一と月以上前、従兄の家に行った時、伯母(亡き母の姉)がもう長くなさそうだ、という話を聞きました。
かなり認知症が進んでいて、「会っても、多分、誰か分からないよ」と、言われました。
1964年 親戚の集合写真

1964年頃 自宅の前で撮られた親戚の集合写真

今、会わないと、もう伯母に会えないかもしれないと思い、元気なうちに見舞いに行こうと決めました。
そこで、50年以上前に撮影された伯母、母などの親族一同が写っている一枚の集合写真のことを、思い出しました。
折角なので、見舞いの時、この写真を持参して、伯母に見てもらおうと、思いました。
 
写真の人物は、すべてが屈託なく、笑っています。
とても、幸せな時代だったことが偲ばれます。
 
祖父母は、着物姿です。父親が撮影したので、父は写っていません。

二年前(2017年)、母親の葬式が執り行われた時、その時はまだ元気だった伯母に、古い昔の写真を綴じたアルバムを何冊も見せたら、とても喜んでくれました。

この写真を、A4サイズに大きく引き伸ばして、病院に持参することにしました。
 
12月14日、従兄の家に寄って、この親戚一同の写真を見せると、「こんな写真が残っているとは!」と言って、とても感心してくれました。
それから、伯母が入院している病院に向かい、病室に到着しました。
彼女は、自分が思っていた若いころのイメージとは異なり、似ても似つかないほど、小さく、やつれた姿になり、静かに眠っていました。
顔には、怪談のお岩さんのような、赤い大きなあざが、浮き上がっていました。
 
従兄が、伯母に、「ゆうちゃんが来てくれたよ!」と、声を掛けました。
すると、彼女は目を開けて、私を見てくれました。それだけで、嬉しくなりました。
 
私は、次のような言葉を、伯母に掛けました。
「ゆうちゃんだけど、分かる?」
と言うと、伯母は頷いてくれました。
来てよかったなあと思い、母を亡くした時のことを、思い出しました。
 

母が亡くなる数日前のことでした。
母の死が真近いことを感じた私は、母親が冥土の旅路に迷わないように、次のように、問いかけました。
「きっと、お迎えが来るからね。お迎えは、克己さん(父)がいいか、保郎さん(祖父)がいいか、どちらがいい?」
すると、母は、「保郎さんがいい。」と答えました。
私が、「どうして?」と聞くと、母は、次のように答えました。
「克己さんは、怒るで、まあええわ。」
父は、母によく怒っていたので、嫌われていたようです。

結局、母をお迎えに来られたのは、私の師匠の松川晃月師であったことは、後で分かりました。

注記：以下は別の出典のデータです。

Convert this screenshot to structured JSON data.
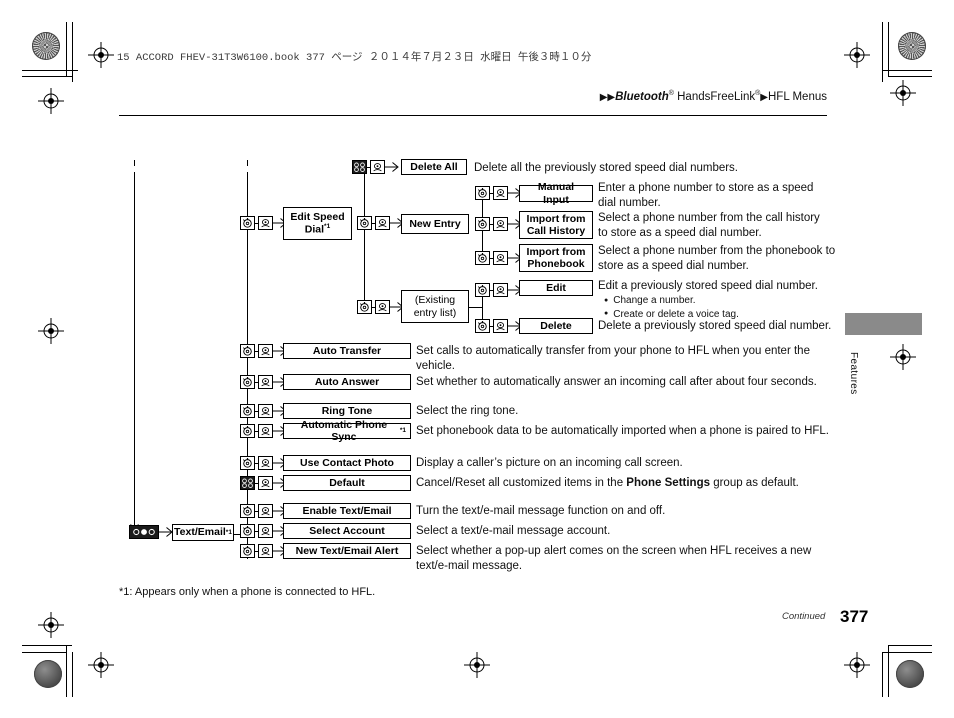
{
  "header": {
    "book_line": "15 ACCORD FHEV-31T3W6100.book   377 ページ   ２０１４年７月２３日   水曜日   午後３時１０分",
    "breadcrumb_arrow1": "▶▶",
    "breadcrumb_bluetooth": "Bluetooth",
    "breadcrumb_reg1": "®",
    "breadcrumb_hfl": " HandsFreeLink",
    "breadcrumb_reg2": "®",
    "breadcrumb_arrow2": "▶",
    "breadcrumb_menus": "HFL Menus"
  },
  "side_tab": {
    "label": "Features"
  },
  "footer": {
    "footnote": "*1: Appears only when a phone is connected to HFL.",
    "continued": "Continued",
    "page_number": "377"
  },
  "diagram": {
    "nodes": {
      "delete_all": "Delete All",
      "edit_speed_dial": "Edit Speed Dial",
      "edit_speed_dial_sup": "*1",
      "new_entry": "New Entry",
      "manual_input": "Manual Input",
      "import_call_history_l1": "Import from",
      "import_call_history_l2": "Call History",
      "import_phonebook_l1": "Import from",
      "import_phonebook_l2": "Phonebook",
      "existing_entry_l1": "(Existing",
      "existing_entry_l2": "entry list)",
      "edit": "Edit",
      "delete": "Delete",
      "auto_transfer": "Auto Transfer",
      "auto_answer": "Auto Answer",
      "ring_tone": "Ring Tone",
      "automatic_phone_sync": "Automatic Phone Sync",
      "automatic_phone_sync_sup": "*1",
      "use_contact_photo": "Use Contact Photo",
      "default": "Default",
      "text_email": "Text/Email",
      "text_email_sup": "*1",
      "enable_text_email": "Enable Text/Email",
      "select_account": "Select Account",
      "new_text_email_alert": "New Text/Email Alert"
    },
    "descriptions": {
      "delete_all": "Delete all the previously stored speed dial numbers.",
      "manual_input": "Enter a phone number to store as a speed dial number.",
      "import_call_history": "Select a phone number from the call history to store as a speed dial number.",
      "import_phonebook": "Select a phone number from the phonebook to store as a speed dial number.",
      "edit": "Edit a previously stored speed dial number.",
      "edit_bullet_1": "Change a number.",
      "edit_bullet_2": "Create or delete a voice tag.",
      "delete": "Delete a previously stored speed dial number.",
      "auto_transfer": "Set calls to automatically transfer from your phone to HFL when you enter the vehicle.",
      "auto_answer": "Set whether to automatically answer an incoming call after about four seconds.",
      "ring_tone": "Select the ring tone.",
      "automatic_phone_sync": "Set phonebook data to be automatically imported when a phone is paired to HFL.",
      "use_contact_photo": "Display a caller’s picture on an incoming call screen.",
      "default_pre": "Cancel/Reset all customized items in the ",
      "default_bold": "Phone Settings",
      "default_post": " group as default.",
      "enable_text_email": "Turn the text/e-mail message function on and off.",
      "select_account": "Select a text/e-mail message account.",
      "new_text_email_alert": "Select whether a pop-up alert comes on the screen when HFL receives a new text/e-mail message."
    },
    "icons": {
      "dial_knob": "rotary-dial-icon",
      "press_knob": "press-knob-icon",
      "multi_button": "multi-button-icon",
      "arrow": "arrow-right-icon"
    }
  },
  "colors": {
    "tab_gray": "#8a8a8a",
    "ink": "#111111",
    "paper": "#ffffff"
  }
}
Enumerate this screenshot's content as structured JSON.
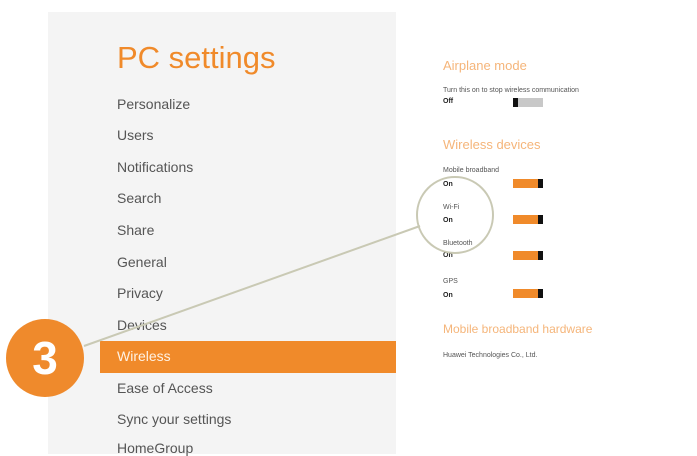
{
  "title": "PC settings",
  "nav": {
    "items": [
      {
        "label": "Personalize"
      },
      {
        "label": "Users"
      },
      {
        "label": "Notifications"
      },
      {
        "label": "Search"
      },
      {
        "label": "Share"
      },
      {
        "label": "General"
      },
      {
        "label": "Privacy"
      },
      {
        "label": "Devices"
      },
      {
        "label": "Wireless",
        "selected": true
      },
      {
        "label": "Ease of Access"
      },
      {
        "label": "Sync your settings"
      },
      {
        "label": "HomeGroup"
      }
    ]
  },
  "airplane": {
    "heading": "Airplane mode",
    "description": "Turn this on to stop wireless communication",
    "state": "Off"
  },
  "wireless_devices": {
    "heading": "Wireless devices",
    "devices": [
      {
        "name": "Mobile broadband",
        "state": "On"
      },
      {
        "name": "Wi-Fi",
        "state": "On"
      },
      {
        "name": "Bluetooth",
        "state": "On"
      },
      {
        "name": "GPS",
        "state": "On"
      }
    ]
  },
  "hardware": {
    "heading": "Mobile broadband hardware",
    "vendor": "Huawei Technologies Co., Ltd."
  },
  "callout": {
    "number": "3"
  },
  "colors": {
    "accent": "#f08a2a",
    "heading": "#f5b57a",
    "toggle_off": "#c8c8c8",
    "left_panel_bg": "#f4f4f4"
  }
}
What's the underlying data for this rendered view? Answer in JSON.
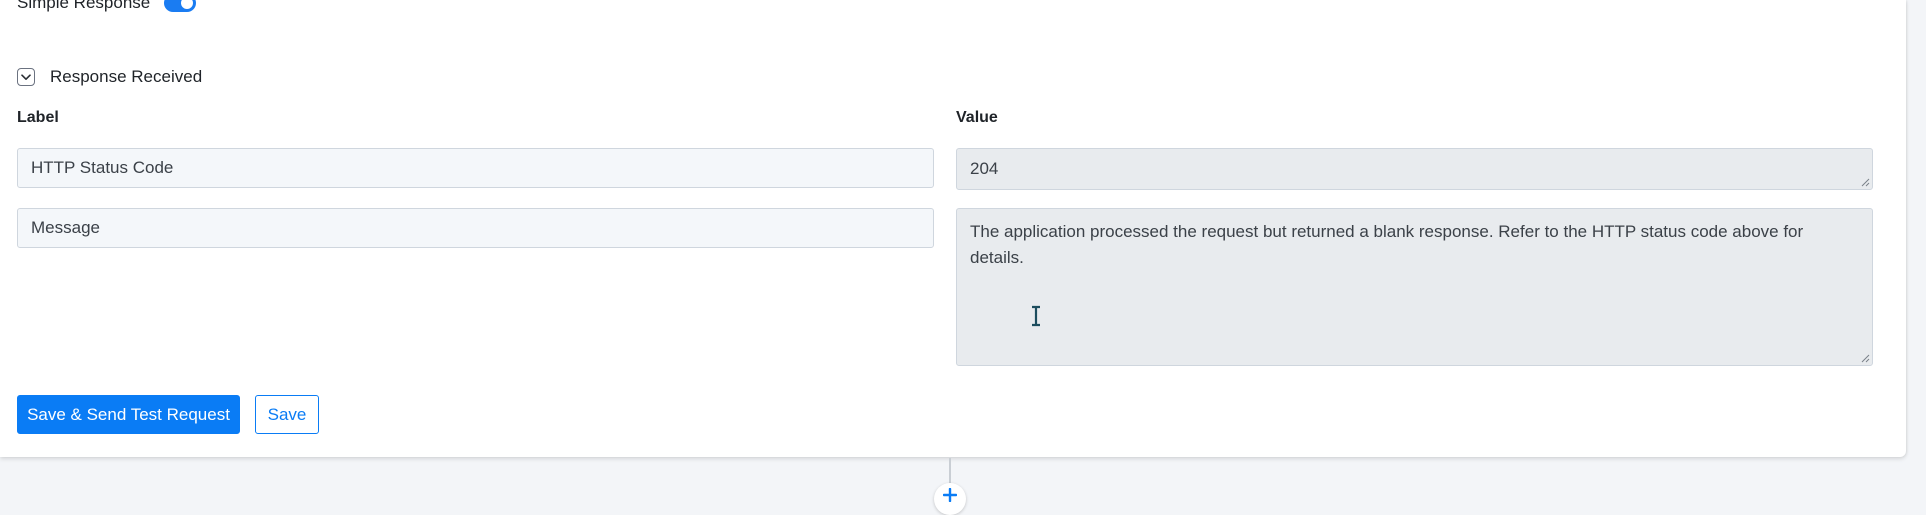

伯母にも、お迎えが来てくれて、無事、あの世に行けるようにと、思いました。
「もうすぐ、お迎えが来るからね。
 まあちゃん(母の愛称)が、お迎えに来るかもしれないよ。」
そう言って、A4に拡大した、親戚の集合写真を、見せました。
彼女は、その写真をのぞき込んで、微笑みました。
 
見舞いに来ても、自分が誰なのか分かってもらえないのではと、心配していたのですが、昔のことを嬉しそうに思い出して、私にも気づいてくれたので、来た甲斐があったと思いました。
 
彼女に握手を求めたら、布団の下の手は、ガーゼで包まれていました。
その手を軽く握って、「じゃあ、また来るね」と、あまり当てのない約束をして、帰ることにしました。
 
声は聞こえなかったけれど、彼女の口が、「ありがとう」と言ってくれてるのが分かりました。
伯母は、ガーゼでくるまれた手を振ってくれて、さようならの仕草をしてくれました。
伯母の見舞いに来ることができて、つくづく良かったと思いました。
あの様子では、今年いっぱい、持ちこたえるのは、無理かもしれません。
伯母に、会って、亡き母がお迎えに来ると、思わず言ってしまったのは、亡き母からの伝言だったのかもしれません。
伯母は、必ず、極楽に往生すると、確信しました。